I'm running your script and watching the memory usage (top), and it's minimal and also not growing, I don't think that memory is your problem. Instead, I think it's just that the code you've implemented is relatively slow, so you probably want to look into optimizing it. A couple of recommendations there: you could, for example
- research faster algorithms for determining whether a number is prime, as well as faster algorithms for determining the factors of an integer,
- investigate where your code is spending the most time by profiling it with something like Devel::NYTProf,
- set up caching for a speed/memory tradeoff for your sub is_prime by using Memoize to cache its return values (or even cache its results to disk using that module or one of the methods I mention below), and
- think about how you might conceptually improve your algorithm. For example, you're looking for the largest prime factor, so why don't you iterate through the (potential) factors from largest to smallest, stopping when you've found the first prime one?
Alternatively, for the task you're doing I can recommend Math::Prime::Util, it has lots of really helpful mathematical routines and it can deal with huge numbers (you should install Math::Prime::Util::GMP for speed).
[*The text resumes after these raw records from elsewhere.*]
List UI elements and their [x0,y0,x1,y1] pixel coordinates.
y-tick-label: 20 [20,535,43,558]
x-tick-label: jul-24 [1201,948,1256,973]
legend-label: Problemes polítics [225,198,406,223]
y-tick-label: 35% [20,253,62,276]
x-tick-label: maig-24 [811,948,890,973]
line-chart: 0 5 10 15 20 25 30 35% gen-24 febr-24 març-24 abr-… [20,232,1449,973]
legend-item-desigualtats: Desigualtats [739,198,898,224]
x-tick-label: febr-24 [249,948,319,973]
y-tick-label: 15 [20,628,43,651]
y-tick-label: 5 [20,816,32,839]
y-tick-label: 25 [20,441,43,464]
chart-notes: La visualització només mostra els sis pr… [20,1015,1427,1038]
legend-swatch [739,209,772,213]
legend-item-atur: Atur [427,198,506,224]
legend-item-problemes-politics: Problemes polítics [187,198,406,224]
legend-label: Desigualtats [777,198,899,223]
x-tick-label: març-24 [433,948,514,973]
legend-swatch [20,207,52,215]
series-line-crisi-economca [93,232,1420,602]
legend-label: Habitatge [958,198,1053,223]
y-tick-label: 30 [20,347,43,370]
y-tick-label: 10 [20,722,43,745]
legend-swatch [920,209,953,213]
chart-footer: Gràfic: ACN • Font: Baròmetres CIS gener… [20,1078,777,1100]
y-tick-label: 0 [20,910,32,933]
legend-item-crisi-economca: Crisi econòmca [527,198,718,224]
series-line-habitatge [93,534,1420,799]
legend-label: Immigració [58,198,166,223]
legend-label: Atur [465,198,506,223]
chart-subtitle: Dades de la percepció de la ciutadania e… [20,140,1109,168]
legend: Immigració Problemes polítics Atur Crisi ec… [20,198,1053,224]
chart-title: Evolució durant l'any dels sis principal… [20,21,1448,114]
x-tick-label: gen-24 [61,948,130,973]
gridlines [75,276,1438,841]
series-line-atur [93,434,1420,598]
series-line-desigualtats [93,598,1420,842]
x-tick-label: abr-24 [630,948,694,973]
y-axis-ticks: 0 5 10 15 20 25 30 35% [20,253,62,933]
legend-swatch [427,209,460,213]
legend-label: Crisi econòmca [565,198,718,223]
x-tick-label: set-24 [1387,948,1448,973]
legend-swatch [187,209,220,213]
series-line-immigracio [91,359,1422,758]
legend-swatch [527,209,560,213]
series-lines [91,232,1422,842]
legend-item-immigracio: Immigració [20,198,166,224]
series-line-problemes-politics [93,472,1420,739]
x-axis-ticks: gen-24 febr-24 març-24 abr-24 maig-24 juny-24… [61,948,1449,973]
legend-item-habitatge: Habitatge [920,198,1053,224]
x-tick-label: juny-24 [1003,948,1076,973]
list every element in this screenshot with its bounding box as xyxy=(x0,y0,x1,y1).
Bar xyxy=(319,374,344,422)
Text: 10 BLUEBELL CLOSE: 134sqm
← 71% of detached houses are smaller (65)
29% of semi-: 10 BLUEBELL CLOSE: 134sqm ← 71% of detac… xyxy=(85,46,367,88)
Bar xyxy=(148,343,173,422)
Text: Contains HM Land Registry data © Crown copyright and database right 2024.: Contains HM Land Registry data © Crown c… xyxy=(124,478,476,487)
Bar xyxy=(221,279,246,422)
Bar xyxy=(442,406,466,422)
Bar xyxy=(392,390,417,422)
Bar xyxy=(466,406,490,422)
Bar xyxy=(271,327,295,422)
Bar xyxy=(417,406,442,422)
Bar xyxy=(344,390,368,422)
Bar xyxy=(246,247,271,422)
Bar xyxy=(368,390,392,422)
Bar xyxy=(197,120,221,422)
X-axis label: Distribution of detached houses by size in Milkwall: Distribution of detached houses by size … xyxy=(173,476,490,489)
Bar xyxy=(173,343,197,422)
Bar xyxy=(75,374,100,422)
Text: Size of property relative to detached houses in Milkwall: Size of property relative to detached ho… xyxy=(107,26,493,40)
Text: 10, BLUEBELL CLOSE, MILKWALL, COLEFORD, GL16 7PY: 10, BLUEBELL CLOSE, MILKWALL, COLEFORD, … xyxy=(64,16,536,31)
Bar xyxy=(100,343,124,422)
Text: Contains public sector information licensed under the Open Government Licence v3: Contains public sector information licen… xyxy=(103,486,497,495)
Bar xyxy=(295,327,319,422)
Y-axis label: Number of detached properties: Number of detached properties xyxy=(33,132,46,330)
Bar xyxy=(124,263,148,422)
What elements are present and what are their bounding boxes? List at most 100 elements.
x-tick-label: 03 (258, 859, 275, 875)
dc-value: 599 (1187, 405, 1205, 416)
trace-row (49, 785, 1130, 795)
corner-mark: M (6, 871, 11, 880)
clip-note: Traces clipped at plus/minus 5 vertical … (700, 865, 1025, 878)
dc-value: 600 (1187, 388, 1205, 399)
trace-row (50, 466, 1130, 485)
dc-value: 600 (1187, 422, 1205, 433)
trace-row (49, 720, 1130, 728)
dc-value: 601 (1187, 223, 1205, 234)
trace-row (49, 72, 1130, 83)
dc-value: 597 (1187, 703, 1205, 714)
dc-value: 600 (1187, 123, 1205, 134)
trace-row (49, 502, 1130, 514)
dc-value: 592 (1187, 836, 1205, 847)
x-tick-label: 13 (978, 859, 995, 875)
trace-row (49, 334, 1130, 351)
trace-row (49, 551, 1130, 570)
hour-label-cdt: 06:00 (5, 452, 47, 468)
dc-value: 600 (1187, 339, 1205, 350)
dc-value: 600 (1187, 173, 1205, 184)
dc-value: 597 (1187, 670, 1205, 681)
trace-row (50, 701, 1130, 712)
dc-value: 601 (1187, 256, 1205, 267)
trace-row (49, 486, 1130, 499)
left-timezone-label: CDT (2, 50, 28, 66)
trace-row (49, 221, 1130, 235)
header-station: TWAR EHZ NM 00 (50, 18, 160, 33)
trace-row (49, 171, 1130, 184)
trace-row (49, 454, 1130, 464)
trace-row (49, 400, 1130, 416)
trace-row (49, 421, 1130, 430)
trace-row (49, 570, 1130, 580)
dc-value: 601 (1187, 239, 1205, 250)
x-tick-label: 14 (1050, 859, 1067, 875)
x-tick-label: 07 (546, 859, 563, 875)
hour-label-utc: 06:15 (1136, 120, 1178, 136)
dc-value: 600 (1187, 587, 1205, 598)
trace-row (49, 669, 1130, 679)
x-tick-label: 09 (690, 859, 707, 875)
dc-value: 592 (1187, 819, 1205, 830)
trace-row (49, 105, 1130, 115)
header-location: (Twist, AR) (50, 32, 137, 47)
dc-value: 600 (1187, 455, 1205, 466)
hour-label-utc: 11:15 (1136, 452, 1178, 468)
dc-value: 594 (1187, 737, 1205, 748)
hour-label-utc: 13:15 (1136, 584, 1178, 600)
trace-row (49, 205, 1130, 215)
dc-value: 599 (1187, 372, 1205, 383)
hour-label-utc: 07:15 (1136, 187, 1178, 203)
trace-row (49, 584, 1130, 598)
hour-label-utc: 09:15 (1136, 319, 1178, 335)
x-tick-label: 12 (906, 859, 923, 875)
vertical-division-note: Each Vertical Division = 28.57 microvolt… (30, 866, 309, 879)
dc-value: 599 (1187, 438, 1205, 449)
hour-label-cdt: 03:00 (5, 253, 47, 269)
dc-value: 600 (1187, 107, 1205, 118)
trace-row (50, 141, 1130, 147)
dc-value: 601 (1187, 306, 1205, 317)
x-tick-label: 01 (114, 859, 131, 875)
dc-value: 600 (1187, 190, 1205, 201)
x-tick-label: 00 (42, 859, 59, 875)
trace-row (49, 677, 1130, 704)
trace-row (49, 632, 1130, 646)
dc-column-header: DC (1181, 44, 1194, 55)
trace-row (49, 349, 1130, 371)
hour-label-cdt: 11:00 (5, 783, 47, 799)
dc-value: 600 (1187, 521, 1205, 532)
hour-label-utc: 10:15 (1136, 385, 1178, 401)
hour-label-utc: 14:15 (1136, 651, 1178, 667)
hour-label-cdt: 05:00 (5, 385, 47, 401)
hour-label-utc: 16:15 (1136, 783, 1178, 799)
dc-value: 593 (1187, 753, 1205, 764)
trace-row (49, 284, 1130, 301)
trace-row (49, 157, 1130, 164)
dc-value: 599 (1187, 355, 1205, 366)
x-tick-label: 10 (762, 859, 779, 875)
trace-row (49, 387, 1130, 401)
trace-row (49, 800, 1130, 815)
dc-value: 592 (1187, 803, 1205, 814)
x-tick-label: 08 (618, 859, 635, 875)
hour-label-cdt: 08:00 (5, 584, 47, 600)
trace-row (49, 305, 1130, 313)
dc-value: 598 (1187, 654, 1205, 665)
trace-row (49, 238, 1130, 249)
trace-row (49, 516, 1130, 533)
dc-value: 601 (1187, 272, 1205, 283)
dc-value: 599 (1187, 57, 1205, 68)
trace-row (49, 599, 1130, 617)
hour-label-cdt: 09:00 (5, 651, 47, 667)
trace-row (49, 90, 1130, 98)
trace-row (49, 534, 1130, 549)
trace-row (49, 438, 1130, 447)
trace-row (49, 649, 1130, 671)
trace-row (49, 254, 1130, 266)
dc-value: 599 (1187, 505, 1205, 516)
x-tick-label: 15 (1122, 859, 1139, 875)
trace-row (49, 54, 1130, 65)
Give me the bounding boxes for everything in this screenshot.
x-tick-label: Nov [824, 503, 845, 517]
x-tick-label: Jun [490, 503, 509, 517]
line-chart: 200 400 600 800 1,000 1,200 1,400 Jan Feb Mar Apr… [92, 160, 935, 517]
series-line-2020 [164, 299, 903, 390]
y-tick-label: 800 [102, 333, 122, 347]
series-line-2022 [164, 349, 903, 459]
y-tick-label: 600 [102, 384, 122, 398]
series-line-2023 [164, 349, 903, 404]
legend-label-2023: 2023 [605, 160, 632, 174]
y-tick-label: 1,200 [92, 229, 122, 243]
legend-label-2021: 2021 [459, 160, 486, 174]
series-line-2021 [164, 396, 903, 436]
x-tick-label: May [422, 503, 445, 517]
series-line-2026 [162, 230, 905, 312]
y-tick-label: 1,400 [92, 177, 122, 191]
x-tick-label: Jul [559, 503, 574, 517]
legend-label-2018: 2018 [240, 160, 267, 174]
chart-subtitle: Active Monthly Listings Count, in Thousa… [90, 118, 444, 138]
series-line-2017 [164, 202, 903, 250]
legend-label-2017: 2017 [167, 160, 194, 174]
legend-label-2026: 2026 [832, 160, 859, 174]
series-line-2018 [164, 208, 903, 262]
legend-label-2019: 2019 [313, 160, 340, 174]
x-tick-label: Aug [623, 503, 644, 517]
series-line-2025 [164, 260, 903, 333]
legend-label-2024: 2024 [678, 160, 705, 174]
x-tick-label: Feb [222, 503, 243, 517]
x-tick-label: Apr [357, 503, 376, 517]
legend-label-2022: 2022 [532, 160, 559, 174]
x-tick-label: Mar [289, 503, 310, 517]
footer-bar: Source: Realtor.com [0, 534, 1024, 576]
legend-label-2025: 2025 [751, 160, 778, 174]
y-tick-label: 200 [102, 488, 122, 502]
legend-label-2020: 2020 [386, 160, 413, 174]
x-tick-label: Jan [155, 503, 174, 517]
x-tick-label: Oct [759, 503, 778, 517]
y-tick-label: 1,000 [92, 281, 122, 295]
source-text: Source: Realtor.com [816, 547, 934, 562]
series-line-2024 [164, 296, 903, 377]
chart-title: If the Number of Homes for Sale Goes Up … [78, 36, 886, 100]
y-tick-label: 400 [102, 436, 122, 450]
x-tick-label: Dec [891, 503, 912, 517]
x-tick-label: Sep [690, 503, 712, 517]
However, if this is homework, that might be considered cheating ;-)
use Math::Prime::Util qw/factor/;
use List::Util qw/max/;
print max(factor(20)), "\n";
print max(factor(13195)), "\n";
print max(factor("600851475143")), "\n";
__END__
5
29
6857
As for your original question, note that once you put things on disk, you'll have disk I/O as a potential bottleneck. But if you still want to look into that, there are a few Perl modules that make storing things on disk fairly transparent, such as AnyDBM_File for tying a hash to a DBM file, or Tie::File for tying an array to a flat text file. Also, this thread might be an interesting read: Is there any cache mechanism for running perl script, where the replies show how to cache data structures using Storable, JSON, or Path::Class (the latter only for simple arrays).